Battery cost of DRM

MP3.com has the skinny on battery life for portable music players, with this little gem on how much decoding the DRM on purchased music costs you:

Take, for instance, the critically acclaimed Creative Zen Vision:M, with a rated battery life of up to 14 hours for audio and 4 hours for video. CNET tested it at nearly 16 hours, with MP3s–impressive indeed. Upon playing back only WMA subscription tracks, the Vision:M scored at just more than 12 hours. That’s a loss of almost 4 hours, and you haven’t even turned the backlight on yet.

We found similar discrepancies with other PlaysForSure players. The Archos Gmini 402 Camcorder maxed out at 11 hours, but with DRM tracks, it played for less than 9 hours. The iRiver U10, with an astounding life of about 32 hours, came in at about 27 hours playing subscription tracks. Even the iPod, playing back only FairPlay AAC tracks, underperformed MP3s by about 8 percent.

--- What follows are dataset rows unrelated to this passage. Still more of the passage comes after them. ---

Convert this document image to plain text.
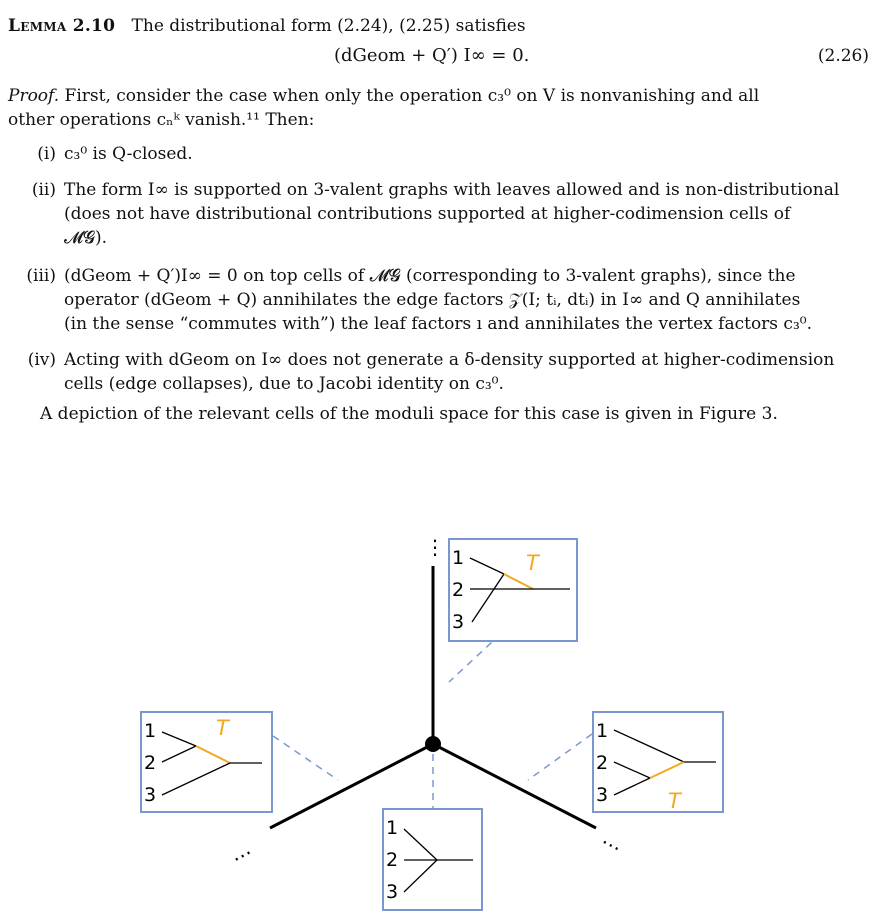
Lemma 2.10 The distributional form (2.24), (2.25) satisfies
(dGeom + Q′) I∞ = 0.	(2.26)
Proof. First, consider the case when only the operation c₃⁰ on V is nonvanishing and all
other operations cₙᵏ vanish.¹¹ Then:
(i) c₃⁰ is Q-closed.
(ii) The form I∞ is supported on 3-valent graphs with leaves allowed and is non-distributional
(does not have distributional contributions supported at higher-codimension cells of
𝓜𝓖).
(iii) (dGeom + Q′)I∞ = 0 on top cells of 𝓜𝓖 (corresponding to 3-valent graphs), since the
operator (dGeom + Q) annihilates the edge factors 𝒵(I; tᵢ, dtᵢ) in I∞ and Q annihilates
(in the sense “commutes with”) the leaf factors ı and annihilates the vertex factors c₃⁰.
(iv) Acting with dGeom on I∞ does not generate a δ-density supported at higher-codimension
cells (edge collapses), due to Jacobi identity on c₃⁰.
A depiction of the relevant cells of the moduli space for this case is given in Figure 3.
⋮
⋯	⋯
1
2
3
T
1
2
3
T	1
2
3	T
1
2
3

In other words, you pay between 8 and 25% of your battery life for the privilege of not being able to listen to your music where ever you want… now that’s customer service!

(Thanks to Nerfduck for the link!)

Update 3/23/06: Some folks are pointing out that comparing WMA or AAC format with DRM to MP3 isn’t a fair test since it conflates the effect of DRM with the effect of the format itself (a fair test would be to compare WMA with DRM to the same files without DRM). And Ed Felten at Freedom to Tinker comments that regardless of whether the test compares apples to oranges, wouldn’t it be nice if we could choose which fruit we wanted to eat?